Ok great! Thank you.
Let me ask you, will I have to have a separate "soup" variable for each URL or can I cram all the pages into one variable? So when it visits each page, I want it to add on to the last page it put into the soup variable.
(Apr-19-2018, 05:43 PM)gentoobob Wrote: [ -> ]Let me ask you, will I have to have a separate "soup" variable for each URL or can I cram all the pages into one variable?
You pass url to Requests and BS in same loop.
Example:
start = 1
stop = 5
for page in range(start, stop):
url = 'https://10.10.10.0/vmrest/users?rowsPerPage=2000&pageNumber={}'.format(page)
url_get = requests.get(url)
soup = BeautifulSoup(url_get.content, 'lxml')
foo = soup.find('do scraping')
# save foo
Quote:or can I cram all the pages into one variable?
Not variable but a data structure like eg list,you can collect urls.
from pprint import pprint
urls = []
start = 1
stop = 5
for page in range(start, stop):
url = 'https://10.10.10.0/vmrest/users?rowsPerPage=2000&pageNumber={}'.format(page)
urls.append(url)
pprint(urls)
Output:
['https://10.10.10.0/vmrest/users?rowsPerPage=2000&pageNumber=1',
'https://10.10.10.0/vmrest/users?rowsPerPage=2000&pageNumber=2',
'https://10.10.10.0/vmrest/users?rowsPerPage=2000&pageNumber=3',
'https://10.10.10.0/vmrest/users?rowsPerPage=2000&pageNumber=4']

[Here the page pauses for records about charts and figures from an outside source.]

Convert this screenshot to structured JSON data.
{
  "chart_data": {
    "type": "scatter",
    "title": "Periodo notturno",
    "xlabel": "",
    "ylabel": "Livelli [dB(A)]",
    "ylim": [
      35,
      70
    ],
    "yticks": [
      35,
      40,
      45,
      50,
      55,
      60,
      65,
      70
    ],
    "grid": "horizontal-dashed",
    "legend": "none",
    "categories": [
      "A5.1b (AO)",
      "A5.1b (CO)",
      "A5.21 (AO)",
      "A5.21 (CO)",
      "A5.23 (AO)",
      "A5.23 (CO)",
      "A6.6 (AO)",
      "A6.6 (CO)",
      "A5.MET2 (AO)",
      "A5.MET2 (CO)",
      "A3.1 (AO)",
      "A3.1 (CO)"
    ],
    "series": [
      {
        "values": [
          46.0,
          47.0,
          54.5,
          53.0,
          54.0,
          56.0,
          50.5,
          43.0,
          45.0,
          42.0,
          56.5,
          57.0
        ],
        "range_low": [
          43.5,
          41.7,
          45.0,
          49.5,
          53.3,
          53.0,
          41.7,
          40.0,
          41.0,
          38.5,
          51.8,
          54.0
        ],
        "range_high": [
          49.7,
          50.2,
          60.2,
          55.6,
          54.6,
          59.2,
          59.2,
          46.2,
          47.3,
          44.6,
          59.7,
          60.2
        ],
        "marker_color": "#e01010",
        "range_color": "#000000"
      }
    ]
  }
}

ok...so far I have this (below). I need to take my soup parsing data (alias and dtmf) and put it into a file, a .CSV file with a date time stamp in the file name instead of printing it to the screen.
import requests
import urllib3
urllib3.disable_warnings()
import lxml
from bs4 import BeautifulSoup
page = 1
while page < 6:
url = 'https://10.10.10.1/vmrest/users?rowsPerPage=2000&pageNumber=' + str(page)
request_page = requests.get(url, verify=False, auth=('User', 'Pass'))
soup = BeautifulSoup(request_page.text, 'lxml')
alias = soup.find_all('alias')
dtmf = soup.find_all('dtmfaccessid')
for i in range(0, len(alias)):
print(alias[i].get_text(),end=' ')
print(dtmf[i].get_text())
page += 1
Will check out your tutorial too. Thanks for the help.